The drain of reserves to pay debt and import food and fuel will put extra strain on the external situation. The fiscal space is minimal. Exogenous shocks, much-needed increased priority expenditure in response to societal pressures and worries about stability, and issues with commitment control harmed fiscal performance in 2021. This necessitated a revised 2022 budget and improved public financial management.
A sharper-than-expected downturn in China’s GDP will hurt iron ore prices. Future climatic shocks may dampen global development prospects, create supply constraints, and raise inflation. Expenditure pressures may also occur as a result of national elections in 2023.
IMF’s intervention
Sequential external shocks have led to a mixed performance under IMF’s Extended Credit Facility (ECF) arrangement. Under the bleak economic conditions considering Sierra leone’s debt-to-GDP, the authorities, in a request to IMF, committed to robust corrective arrangements to have the fiscal situation under control.
In June 2022, the IMF Executive Board allowed the disbursement of around $20.8 million to Sierra Leone to boost its budget financing and social spending. The board’s decision brought the total disbursement to Sierra Leone to $124.8 million (SDR 93.33 million).
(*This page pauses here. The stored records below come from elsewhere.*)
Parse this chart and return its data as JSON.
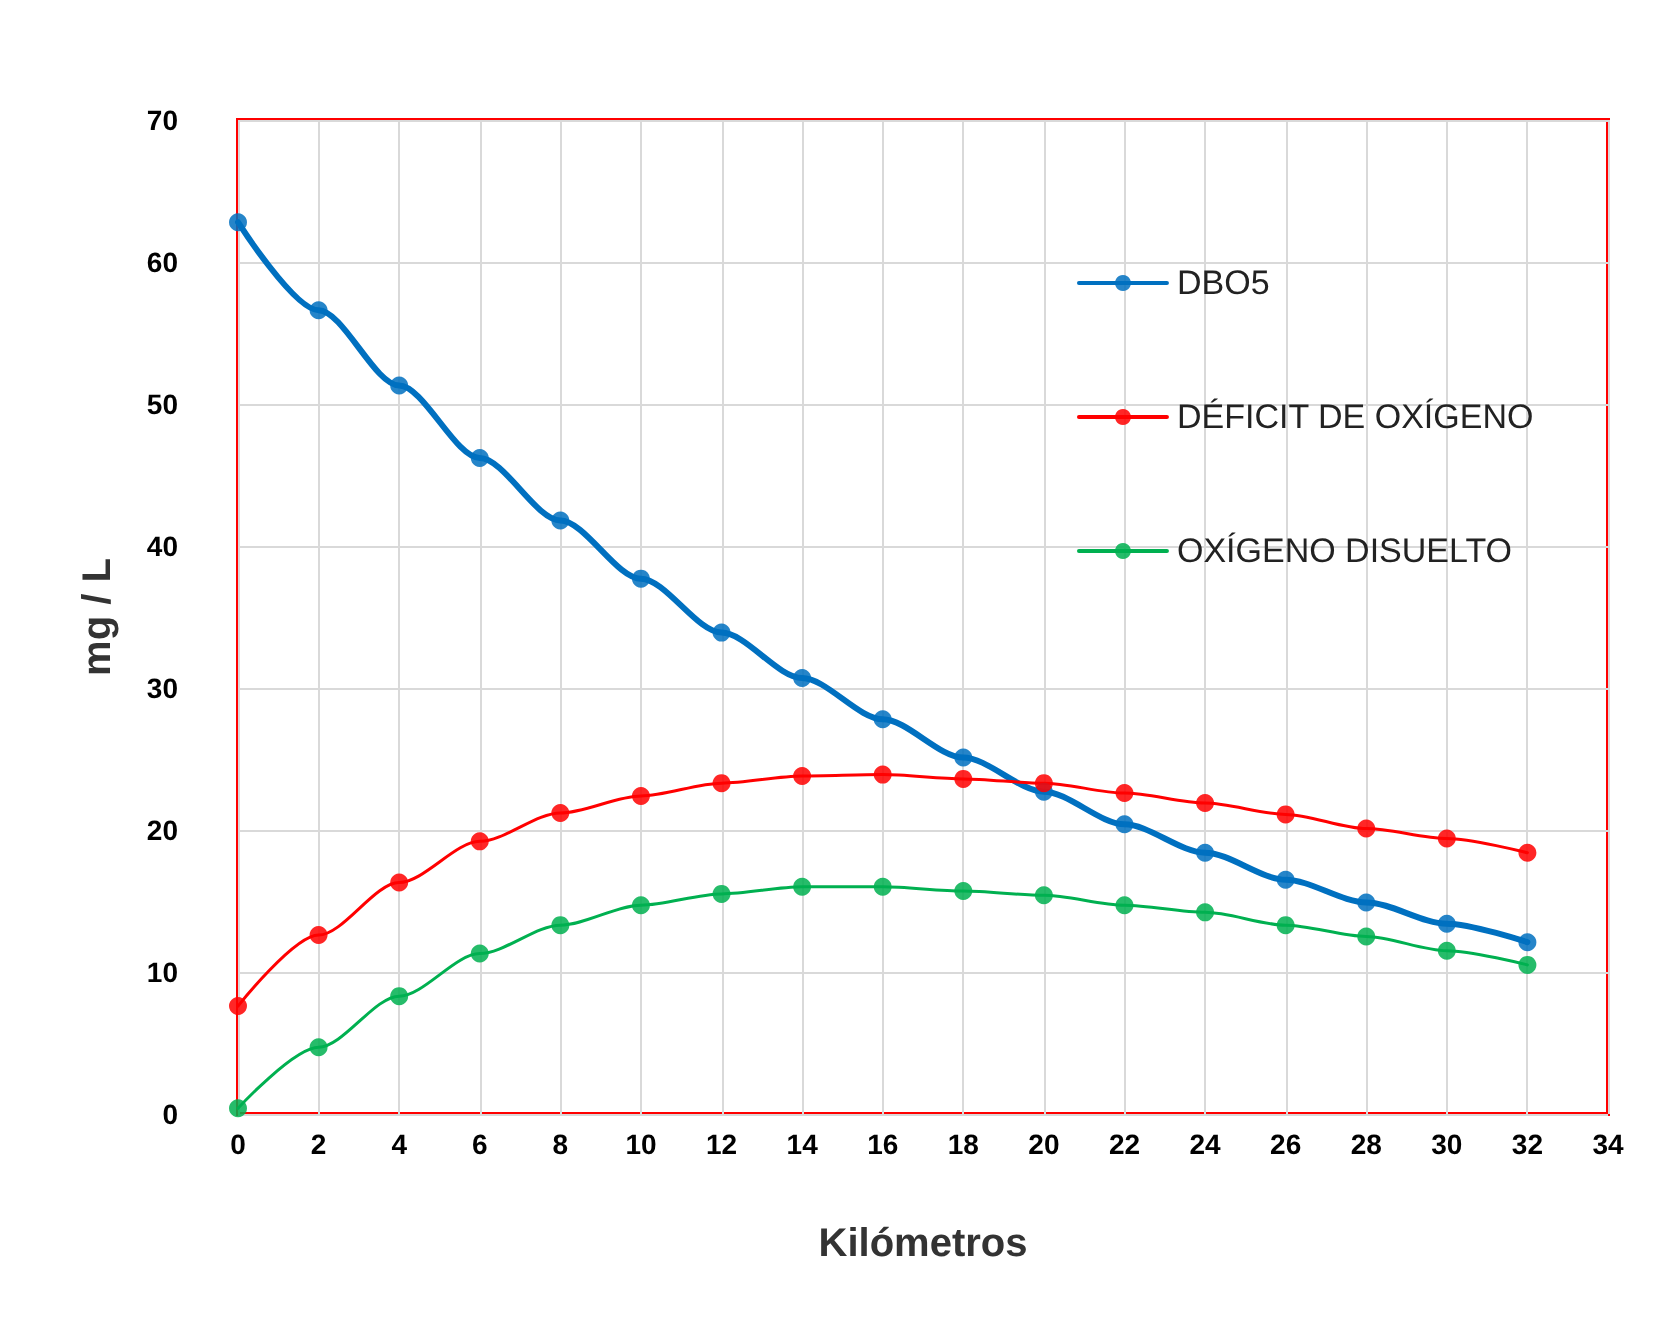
{
  "chart_data": {
    "type": "line",
    "xlabel": "Kilómetros",
    "ylabel": "mg / L",
    "x": [
      0,
      2,
      4,
      6,
      8,
      10,
      12,
      14,
      16,
      18,
      20,
      22,
      24,
      26,
      28,
      30,
      32
    ],
    "series": [
      {
        "name": "DBO5",
        "color": "#0070c0",
        "values": [
          62.8,
          56.6,
          51.3,
          46.2,
          41.8,
          37.7,
          33.9,
          30.7,
          27.8,
          25.1,
          22.7,
          20.4,
          18.4,
          16.5,
          14.9,
          13.4,
          12.1
        ]
      },
      {
        "name": "DÉFICIT DE OXÍGENO",
        "color": "#ff0000",
        "values": [
          7.6,
          12.6,
          16.3,
          19.2,
          21.2,
          22.4,
          23.3,
          23.8,
          23.9,
          23.6,
          23.3,
          22.6,
          21.9,
          21.1,
          20.1,
          19.4,
          18.4
        ]
      },
      {
        "name": "OXÍGENO DISUELTO",
        "color": "#00b050",
        "values": [
          0.4,
          4.7,
          8.3,
          11.3,
          13.3,
          14.7,
          15.5,
          16.0,
          16.0,
          15.7,
          15.4,
          14.7,
          14.2,
          13.3,
          12.5,
          11.5,
          10.5
        ]
      }
    ],
    "xlim": [
      0,
      34
    ],
    "xticks": [
      0,
      2,
      4,
      6,
      8,
      10,
      12,
      14,
      16,
      18,
      20,
      22,
      24,
      26,
      28,
      30,
      32,
      34
    ],
    "ylim": [
      0,
      70
    ],
    "yticks": [
      0,
      10,
      20,
      30,
      40,
      50,
      60,
      70
    ],
    "grid": true,
    "legend": "right",
    "marker": "circle",
    "line_style": "solid"
  }
}
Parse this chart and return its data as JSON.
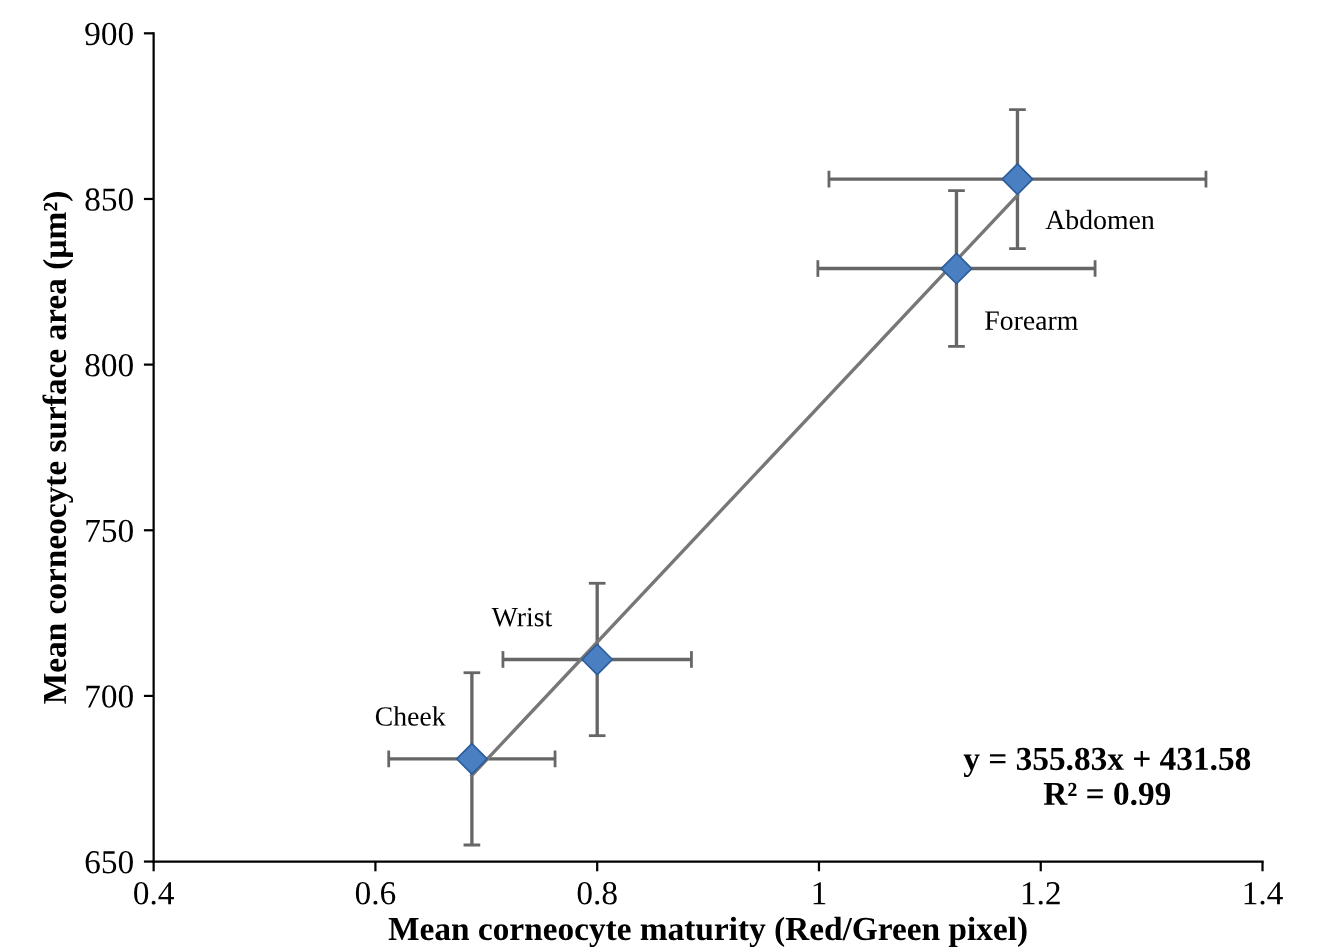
{
  "chart_data": {
    "type": "scatter",
    "xlabel": "Mean corneocyte maturity (Red/Green pixel)",
    "ylabel": "Mean corneocyte surface area (µm²)",
    "xlim": [
      0.4,
      1.4
    ],
    "xticks": [
      0.4,
      0.6,
      0.8,
      1,
      1.2,
      1.4
    ],
    "ylim": [
      650,
      900
    ],
    "yticks": [
      650,
      700,
      750,
      800,
      850,
      900
    ],
    "grid": false,
    "legend": false,
    "series": [
      {
        "type": "line",
        "color": "#777777",
        "x": [
          0.687,
          1.179
        ],
        "values": [
          676.0,
          851.1
        ],
        "marker": "none",
        "line_style": "solid"
      },
      {
        "color": "#4a7fc1",
        "marker": "diamond",
        "x": [
          0.687,
          0.8,
          1.124,
          1.179
        ],
        "values": [
          681,
          711,
          829,
          856
        ],
        "errors": [
          26,
          23,
          23.5,
          21
        ],
        "xerrors": [
          0.075,
          0.085,
          0.125,
          0.17
        ]
      }
    ],
    "annotations": [
      {
        "text": "Cheek",
        "x": 0.687,
        "y": 681
      },
      {
        "text": "Wrist",
        "x": 0.8,
        "y": 711
      },
      {
        "text": "Forearm",
        "x": 1.124,
        "y": 829
      },
      {
        "text": "Abdomen",
        "x": 1.179,
        "y": 856
      },
      "y = 355.83x + 431.58\nR² = 0.99"
    ]
  }
}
The Executive Board also allowed the authorities’ request for waivers for nonobservance of performance criteria relating to net credit to the government in 2021 and for implementing multiple currency practices and exchange restrictions based on remedial steps taken by the government.
The IMF approved Sierra Leone’s 43-month ECF arrangement on November 30, 2018, for about $172.1 million. The arrangement caters for around 60 per cent of the country’s quota, extended by 12 months on July 27, 2021. The program focused on inflation reduction inflation, revenue mobilization for necessary spending in line with debt sustainability, safeguarding financial stability, and maintaining resilience to external shocks.
Managing Sierra Leone’s debt crisis
Notwithstanding Sierra Leone’s debt-to-GDP, the Anglophone country remains committed to achieving its development goals. The crisis in Ukraine and growing inflation have significantly hurt the developing economy. The crisis has worsened the already-limited budgetary space, increasing debt and diminishing external buffers. Strong measures to sustain macroeconomic stability and growth-enhancing reforms will alleviate fiscal and external constraints and promote the government’s development goals.
Furthermore, Sierra Leone’s government may have to impose severe austerity measures. These measures will address inefficiencies and inadequacies in allocating and administrating public resources. However, all hands must be on deck within these economic management measures. This will secure the ring-fencing of money for essential objectives like education, livelihood preservation, and health. These objectives remain critical to maintaining social stability and a rapid return to the economic recovery path.
Sierra Leone’s government should keep improving public debt management while raising openness and accountability. The government should regularly release debt statistics bulletins while reporting loan contract information, including guarantees.
Crucially, Sierra Leone’s administration should support solid fiscal policy management based on sustainable tax and expenditure structures that reduce wasteful and ineffective government expenditures. Every stakeholder must also work to deliver better governance to equip public institutions with oversight duties to oversee public economic service delivery and management quality.